Pierwsze opowiadanie o stworzeniu człowieka jest chronologicznie późniejsze od drugiego. Pochodzenie tego ostatniego jest o wiele bardziej odległe. Ten dawniejszy tekst określa się jako „jahwistyczny”, ponieważ na określenie Boga posługuje się on wyrazem „Jahwe”. Trudno nie dostrzec faktu, że obraz Boga tam przedstawiony ma dość znaczne rysy antropomorficzne (między innymi czytamy tam, że „Bóg ulepił człowieka z prochu ziemi i tchnął w jego nozdrza tchnienie życia”, Rdz 2,7). W zestawieniu z tym opisem, pierwsze opowiadanie, czyli właśnie to uważane chronologicznie za późniejsze, jest dużo bardziej dojrzałe, zarówno gdy chodzi o obraz Boga, jak i w sformułowaniu istotnych prawd o człowieku. To opowiadanie pochodzi z tradycji kapłańskiej i zarazem „elohistycznej”, od wyrazu Elohim, używanego przez nie dla określenia Boga. (...) Można by mu przypisać nade wszystko charakter kosmologiczny; człowiek zostaje stworzony na ziemi i razem ze światem widzialnym. Ale jednocześnie Stwórca poleca mu czynić sobie ziemię poddaną (Rdz 1,28): jest zatem postawiony ponad światem. Chociaż człowiek jest tak ściśle związany ze światem widzialnym, opowiadanie biblijne nie mówi jednak o jego podobieństwie do pozostałych stworzeń, lecz jedynie do Boga — „Stworzył więc Bóg człowieka na swój obraz, na obraz Boży go stworzył” (Rdz 1,27). W cyklu siedmiu dni stworzenia widoczna jest wyraźna gradacja: człowiek nie zostaje stworzony według naturalnej kolejności, lecz Stwórca niejako zatrzymuje się przed powołaniem go do istnienia, jak gdyby wchodzi w siebie dla podjęcia decyzji: „Uczyńmy człowieka na Nasz obraz, podobnego Nam” (Rdz 1,26). (...)
Już w świetle pierwszych zdań Biblii, człowiek nie może być ani zrozumiany, ani wytłumaczony do końca kategoriami zaczerpniętymi ze „świata”, czyli z widzialnego zespołu ciał. Mimo to również człowiek jest ciałem.
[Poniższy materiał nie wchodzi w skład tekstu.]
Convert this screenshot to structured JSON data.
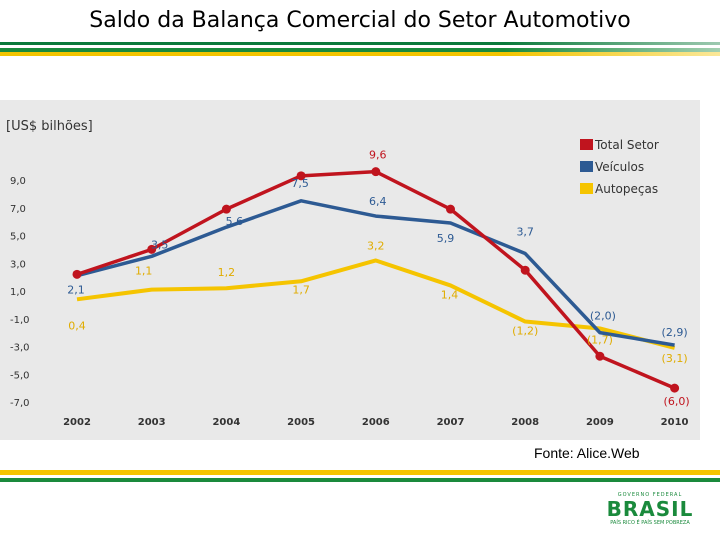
{
  "slide": {
    "title": "Saldo da Balança Comercial do Setor Automotivo",
    "source": "Fonte: Alice.Web"
  },
  "logo": {
    "top": "GOVERNO FEDERAL",
    "main": "BRASIL",
    "sub": "PAÍS RICO É PAÍS SEM POBREZA"
  },
  "colors": {
    "total": "#c0141e",
    "veiculos": "#2d5a93",
    "autopecas": "#f5c400",
    "panel": "#e9e9e9",
    "text": "#333333"
  },
  "chart_data": {
    "type": "line",
    "unit_label": "[US$ bilhões]",
    "x": [
      "2002",
      "2003",
      "2004",
      "2005",
      "2006",
      "2007",
      "2008",
      "2009",
      "2010"
    ],
    "y_ticks": [
      "9,0",
      "7,0",
      "5,0",
      "3,0",
      "1,0",
      "-1,0",
      "-3,0",
      "-5,0",
      "-7,0"
    ],
    "ylim": [
      -7,
      9
    ],
    "grid": false,
    "legend_position": "top-right",
    "series": [
      {
        "key": "total",
        "name": "Total Setor",
        "values": [
          2.2,
          4.0,
          6.9,
          9.3,
          9.6,
          6.9,
          2.5,
          -3.7,
          -6.0
        ],
        "labels": [
          "",
          "",
          "",
          "",
          "9,6",
          "",
          "",
          "",
          "(6,0)"
        ]
      },
      {
        "key": "veiculos",
        "name": "Veículos",
        "values": [
          2.1,
          3.5,
          5.6,
          7.5,
          6.4,
          5.9,
          3.7,
          -2.0,
          -2.9
        ],
        "labels": [
          "2,1",
          "3,5",
          "5,6",
          "7,5",
          "6,4",
          "5,9",
          "3,7",
          "(2,0)",
          "(2,9)"
        ]
      },
      {
        "key": "autopecas",
        "name": "Autopeças",
        "values": [
          0.4,
          1.1,
          1.2,
          1.7,
          3.2,
          1.4,
          -1.2,
          -1.7,
          -3.1
        ],
        "labels": [
          "0,4",
          "1,1",
          "1,2",
          "1,7",
          "3,2",
          "1,4",
          "(1,2)",
          "(1,7)",
          "(3,1)"
        ]
      }
    ]
  }
}
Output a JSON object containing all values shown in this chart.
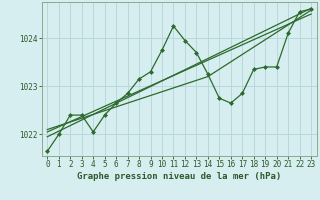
{
  "title": "",
  "xlabel": "Graphe pression niveau de la mer (hPa)",
  "ylabel": "",
  "background_color": "#d6eef0",
  "grid_color": "#b8d8dc",
  "line_color": "#2d6a2d",
  "ylim": [
    1021.55,
    1024.75
  ],
  "xlim": [
    -0.5,
    23.5
  ],
  "yticks": [
    1022,
    1023,
    1024
  ],
  "xticks": [
    0,
    1,
    2,
    3,
    4,
    5,
    6,
    7,
    8,
    9,
    10,
    11,
    12,
    13,
    14,
    15,
    16,
    17,
    18,
    19,
    20,
    21,
    22,
    23
  ],
  "main_x": [
    0,
    1,
    2,
    3,
    4,
    5,
    6,
    7,
    8,
    9,
    10,
    11,
    12,
    13,
    14,
    15,
    16,
    17,
    18,
    19,
    20,
    21,
    22,
    23
  ],
  "main_y": [
    1021.65,
    1022.0,
    1022.4,
    1022.4,
    1022.05,
    1022.4,
    1022.65,
    1022.85,
    1023.15,
    1023.3,
    1023.75,
    1024.25,
    1023.95,
    1023.7,
    1023.25,
    1022.75,
    1022.65,
    1022.85,
    1023.35,
    1023.4,
    1023.4,
    1024.1,
    1024.55,
    1024.6
  ],
  "trend1_x": [
    0,
    23
  ],
  "trend1_y": [
    1022.05,
    1024.5
  ],
  "trend2_x": [
    0,
    14,
    23
  ],
  "trend2_y": [
    1022.1,
    1023.2,
    1024.58
  ],
  "trend3_x": [
    0,
    23
  ],
  "trend3_y": [
    1021.95,
    1024.62
  ],
  "font_color": "#2d5a2d",
  "xlabel_fontsize": 6.5,
  "tick_fontsize": 5.5
}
Księga Rodzaju (1,27) stwierdza, że ta istotna prawda o człowieku odnosi się tak do mężczyzny, jak do kobiety: „Stworzył więc Bóg człowieka na swój obraz […], stworzył mężczyznę i niewiastę”. (…) Tę pierwszą istotę ludzką Biblia nazywa „człowiekiem” (adam), natomiast od chwili stworzenia pierwszej kobiety zaczyna go nazywać „mężczyzną”, iš, w relacji do išša („niewiasta”, ponieważ została wzięta z mężczyzny = iš). (...)
[W drugim opisie stworzenia czytamy:] „Po czym Jahwe Bóg z żebra, które wyjął z mężczyzny, zbudował niewiastę. A gdy ją przyprowadził do mężczyzny, mężczyzna powiedział: «Ta dopiero jest kością z moich kości i ciałem z mego ciała! Ta będzie się zwała niewiastą, bo ta z mężczyzny została wzięta»” (Rdz 2,22-23). „Dlatego to mężczyzna opuszcza ojca swego i matkę swoją i łączy się ze swą żoną tak ściśle, że stają się jednym ciałem” (Rdz 2,24). „Chociaż mężczyzna i jego żona byli nadzy, nie odczuwali wobec siebie wstydu” (Rdz 2,25). (...)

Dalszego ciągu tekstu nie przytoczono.